Although often silently so, film censorship has been an important part of the history of American culture and more specifically of American cultural production. Most of the time, we view censorship as negative thing—and perhaps we should. Censors have removed material from many socially important texts (and sometimes banned them altogether) and often for no better reason than to preserve the status quo. However, Foucault’s repressive hypothesis reminds us that censorship is not only a repressive but a productive force. Using American film as an exemplar, this course explores the role of censorship in the history of American culture and its effects on our cultural imagination of not only sex and violence (the two themes that censorship is most widely associated with) (but also and more on the depictions of social problems and social groups) broadly, race, gender and sexuality. Although primarily a history course, this course will also challenge students to build their visual and aural analysis skills.
Although we will continue refining our definition of censorship throughout the course, early parts of the course will focus on developing student’s conceptual understandings of film censorship (linking it to concepts like morality, repression, protectionism) as well as their historical knowledge of the topic. In doing so we will touch on defining moments such as the 1908 New Years Eve theatre closings, the Mutual Decision (which opened the door for movie censorship deeming the movies “a business pure and simple”), the development of state and local censor boards, the Payne Fund Studies, the Miracle decision (which struck the first blow against movie censorship), the development of the MPAA Rating System, as well as more recent debates about representations of race and sexuality in the Year of the Dragon and Basic Instinct. I will also ask students to explore a variety of forms of film censorship, engaging the various practices that lead to repression.
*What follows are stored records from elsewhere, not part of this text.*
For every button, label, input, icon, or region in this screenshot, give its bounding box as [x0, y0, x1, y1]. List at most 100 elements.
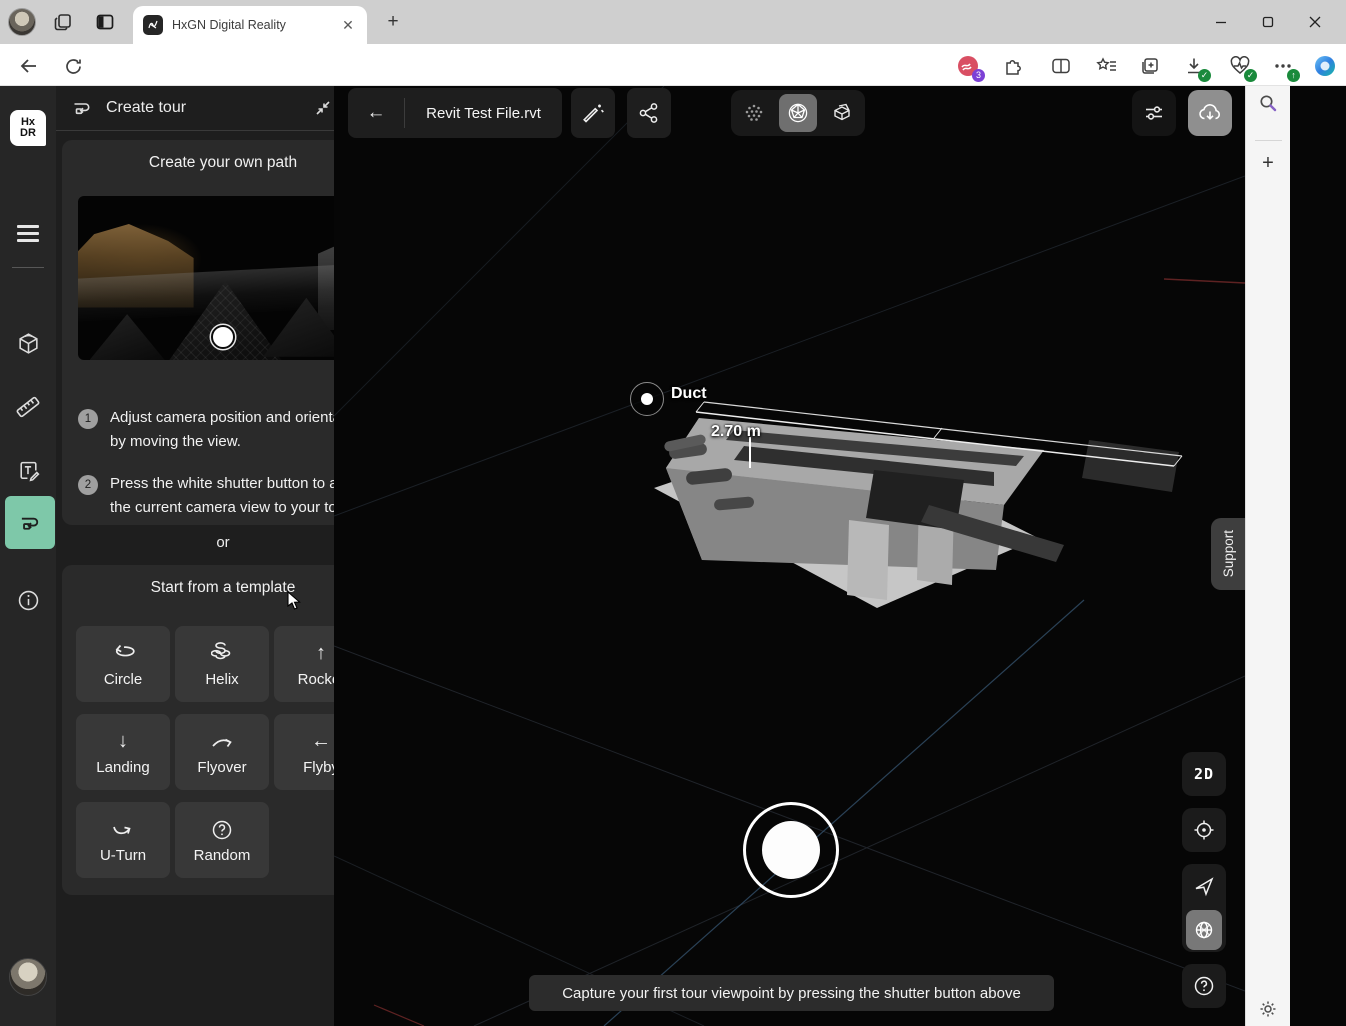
step-1-number: 1 [78, 409, 98, 429]
navigation-mode-group [1182, 864, 1226, 952]
duct-annotation-marker[interactable] [630, 382, 664, 416]
template-landing-button[interactable]: ↓ Landing [76, 714, 170, 790]
annotation-label[interactable]: Duct [671, 385, 707, 403]
app-region: HxDR Create tour [0, 86, 1346, 1026]
measurement-label: 2.70 m [711, 423, 761, 441]
tour-preview-thumbnail [78, 196, 367, 360]
template-label: U-Turn [100, 847, 146, 864]
template-grid: Circle Helix ↑ Rocket ↓ Landing [76, 626, 368, 878]
point-cloud-mode-button[interactable] [735, 94, 773, 132]
sidebar-item-annotate[interactable] [15, 458, 41, 484]
capture-hint-toast: Capture your first tour viewpoint by pre… [529, 975, 1054, 1011]
template-label: Circle [104, 671, 142, 688]
flyover-arc-icon [209, 729, 235, 755]
browser-profile-avatar[interactable] [8, 8, 36, 36]
file-toolbar: ← Revit Test File.rvt [348, 88, 562, 138]
step-2-text: Press the white shutter button to add th… [110, 472, 368, 520]
shutter-button[interactable] [743, 802, 839, 898]
template-label: Random [194, 847, 251, 864]
help-button[interactable] [1182, 964, 1226, 1008]
edge-sidebar: + [1245, 86, 1290, 1026]
back-icon[interactable] [17, 54, 41, 78]
thumbnail-shutter-dot [211, 325, 235, 349]
split-screen-icon[interactable] [1048, 53, 1074, 79]
template-circle-button[interactable]: Circle [76, 626, 170, 702]
sidebar-add-icon[interactable]: + [1257, 152, 1279, 174]
profile-extension-icon[interactable]: 3 [955, 53, 981, 79]
download-button[interactable] [1188, 90, 1232, 136]
magic-wand-button[interactable] [571, 88, 615, 138]
model-mode-button[interactable] [823, 94, 861, 132]
app-sidebar: HxDR [0, 86, 56, 1026]
orbit-navigation-button-active[interactable] [1186, 910, 1222, 950]
sidebar-item-info[interactable] [15, 587, 41, 613]
back-to-assets-icon[interactable]: ← [348, 102, 404, 124]
screen: HxGN Digital Reality ✕ + https://reality… [0, 0, 1346, 1026]
template-random-button[interactable]: Random [175, 802, 269, 878]
hxdr-favicon [143, 15, 163, 35]
template-helix-button[interactable]: Helix [175, 626, 269, 702]
sidebar-settings-gear-icon[interactable] [1257, 998, 1279, 1020]
collapse-icon[interactable] [310, 95, 336, 121]
extensions-puzzle-icon[interactable] [1000, 53, 1026, 79]
display-settings-button[interactable] [1132, 90, 1176, 136]
tab-title: HxGN Digital Reality [172, 18, 339, 32]
down-arrow-icon: ↓ [118, 729, 128, 755]
uturn-arrow-icon [110, 817, 136, 843]
left-arrow-icon: ← [311, 729, 331, 755]
file-name: Revit Test File.rvt [405, 105, 562, 122]
step-1-text: Adjust camera position and orientation b… [110, 406, 368, 454]
tab-close-icon[interactable]: ✕ [339, 16, 357, 34]
user-avatar[interactable] [9, 958, 47, 996]
question-circle-icon [210, 817, 234, 843]
step-2-number: 2 [78, 475, 98, 495]
copilot-icon[interactable] [1312, 53, 1338, 79]
share-button[interactable] [627, 88, 671, 138]
template-label: Flyover [197, 759, 246, 776]
sidebar-item-models[interactable] [15, 330, 41, 356]
edge-sidebar-divider [1255, 140, 1282, 141]
template-uturn-button[interactable]: U-Turn [76, 802, 170, 878]
browser-toolbar: https://realitycloudstudio.hxdr.app/asse… [0, 44, 1346, 86]
sidebar-search-icon[interactable] [1257, 92, 1279, 114]
logo-line2: DR [20, 128, 36, 139]
downloads-icon[interactable]: ✓ [1181, 53, 1207, 79]
hxdr-logo[interactable]: HxDR [10, 110, 46, 146]
3d-viewport[interactable]: ← Revit Test File.rvt [334, 86, 1245, 1026]
mouse-cursor [286, 591, 304, 611]
extension-badge: 3 [972, 69, 985, 82]
support-tab[interactable]: Support [1211, 518, 1245, 590]
2d-label: 2D [1194, 765, 1214, 783]
favorites-bar-icon[interactable] [1093, 53, 1119, 79]
fly-navigation-button[interactable] [1193, 864, 1215, 908]
2d-view-button[interactable]: 2D [1182, 752, 1226, 796]
sidebar-divider [12, 267, 44, 268]
settings-more-icon[interactable]: ↑ [1270, 53, 1296, 79]
template-label: Landing [96, 759, 149, 776]
sidebar-item-tour-active[interactable] [5, 496, 55, 549]
browser-tabstrip: HxGN Digital Reality ✕ + [0, 0, 1346, 44]
helix-icon [211, 641, 233, 667]
update-badge: ↑ [1287, 69, 1300, 82]
template-flyover-button[interactable]: Flyover [175, 714, 269, 790]
workspaces-icon[interactable] [52, 11, 74, 33]
mesh-mode-button-active[interactable] [779, 94, 817, 132]
browser-tab[interactable]: HxGN Digital Reality ✕ [133, 6, 367, 44]
support-label: Support [1221, 530, 1236, 577]
template-label: Helix [205, 671, 238, 688]
window-close-button[interactable] [1300, 8, 1330, 36]
locate-button[interactable] [1182, 808, 1226, 852]
window-maximize-button[interactable] [1253, 8, 1283, 36]
new-tab-button[interactable]: + [382, 11, 404, 33]
window-minimize-button[interactable] [1206, 8, 1236, 36]
collections-icon[interactable] [1137, 53, 1163, 79]
circle-path-icon [110, 641, 136, 667]
menu-icon[interactable] [17, 225, 39, 242]
refresh-icon[interactable] [61, 54, 85, 78]
browser-essentials-icon[interactable]: ✓ [1227, 53, 1253, 79]
tab-actions-icon[interactable] [94, 11, 116, 33]
essentials-check-badge: ✓ [1244, 69, 1257, 82]
panel-title: Create tour [106, 99, 310, 117]
sidebar-item-measure[interactable] [15, 394, 41, 420]
downloads-check-badge: ✓ [1198, 69, 1211, 82]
Later parts of the course will focus on key film texts (among them Birth of a Nation, Gone with the Wind, Scarlet Street, Scarface, It Happened One Night, She Done Him Wrong, The Burning Cross, The Well and Bonnie and Clyde) that both provoked censors and sometimes legally challenged film censorship. In addition to focusing on those films which have incurred censorship, we will also spend time considering the cumulative effects of film censorship on the process of film production and, by extension, on cinematic texts. How did the threat of censorship become instituted into the system of production? And how, if at all did censorship push film texts to new meanings and forms of articulation?
Crucial as well to the success of this course is linking the process of censorship to the broader historical era in which censorship occurs. Although film censorship originated in the early years of the century and hailed from progressive era moral fears, by the 1950s it became entwined with McCarthyism. In the interim, in the 1940s with an increased expressive liberalism brought about by the atmosphere of war, a number of social problem films emerged that challenged censor boards and Hollywood’s Production Code. We will ask: how did the motivation for censorship shift with changes in national and local politics and ideology? These historical concerns will become an active part of our understanding of censorship.
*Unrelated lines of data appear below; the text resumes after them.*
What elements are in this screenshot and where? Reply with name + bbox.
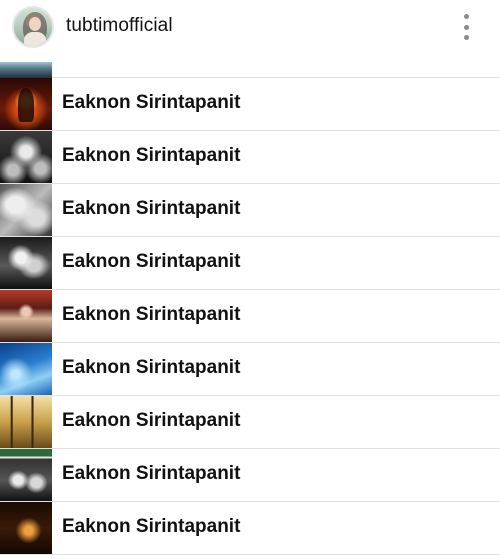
list-item[interactable]: Eaknon Sirintapanit: [0, 449, 500, 502]
album-thumbnail: [0, 62, 52, 78]
album-thumbnail: [0, 184, 52, 236]
album-thumbnail: [0, 131, 52, 183]
post-header: tubtimofficial: [0, 0, 500, 56]
list-item[interactable]: Eaknon Sirintapanit: [0, 396, 500, 449]
list-item[interactable]: Eaknon Sirintapanit: [0, 237, 500, 290]
ellipsis-dot: [463, 24, 469, 30]
partial-list-row: [0, 62, 500, 78]
avatar-face: [29, 17, 41, 31]
list-item[interactable]: Eaknon Sirintapanit: [0, 290, 500, 343]
vertical-ellipsis-icon[interactable]: [458, 14, 474, 40]
album-thumbnail: [0, 343, 52, 395]
list-item-title: Eaknon Sirintapanit: [62, 357, 241, 378]
list-item[interactable]: Eaknon Sirintapanit: [0, 184, 500, 237]
username-link[interactable]: tubtimofficial: [66, 15, 173, 37]
album-thumbnail: [0, 78, 52, 130]
list-item[interactable]: Eaknon Sirintapanit: [0, 502, 500, 555]
album-thumbnail: [0, 502, 52, 554]
list-item-title: Eaknon Sirintapanit: [62, 304, 241, 325]
list-item-title: Eaknon Sirintapanit: [62, 516, 241, 537]
list-item[interactable]: Eaknon Sirintapanit: [0, 343, 500, 396]
avatar-body: [24, 32, 46, 46]
ellipsis-dot: [463, 35, 469, 40]
list-item-title: Eaknon Sirintapanit: [62, 410, 241, 431]
profile-avatar[interactable]: [12, 6, 54, 48]
album-thumbnail: [0, 396, 52, 448]
ellipsis-dot: [463, 14, 469, 19]
list-item-title: Eaknon Sirintapanit: [62, 145, 241, 166]
album-thumbnail: [0, 449, 52, 501]
list-item-title: Eaknon Sirintapanit: [62, 92, 241, 113]
list-item-title: Eaknon Sirintapanit: [62, 251, 241, 272]
list-item-title: Eaknon Sirintapanit: [62, 198, 241, 219]
list-item-title: Eaknon Sirintapanit: [62, 463, 241, 484]
list-item[interactable]: Eaknon Sirintapanit: [0, 131, 500, 184]
album-thumbnail: [0, 237, 52, 289]
artist-list: Eaknon Sirintapanit Eaknon Sirintapanit …: [0, 78, 500, 555]
album-thumbnail: [0, 290, 52, 342]
list-item[interactable]: Eaknon Sirintapanit: [0, 78, 500, 131]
Choosing from an exciting blend of historically important films and a unique collection of scholarly works hailing from history, cinema studies, and legal studies, we will explore the value of film censorship for understanding American expressive history, the history of American consciousness, and the history of American culture.
Class participation will form an important part of student’s grade. Written assignments for the course will include two papers and a mid-term exam.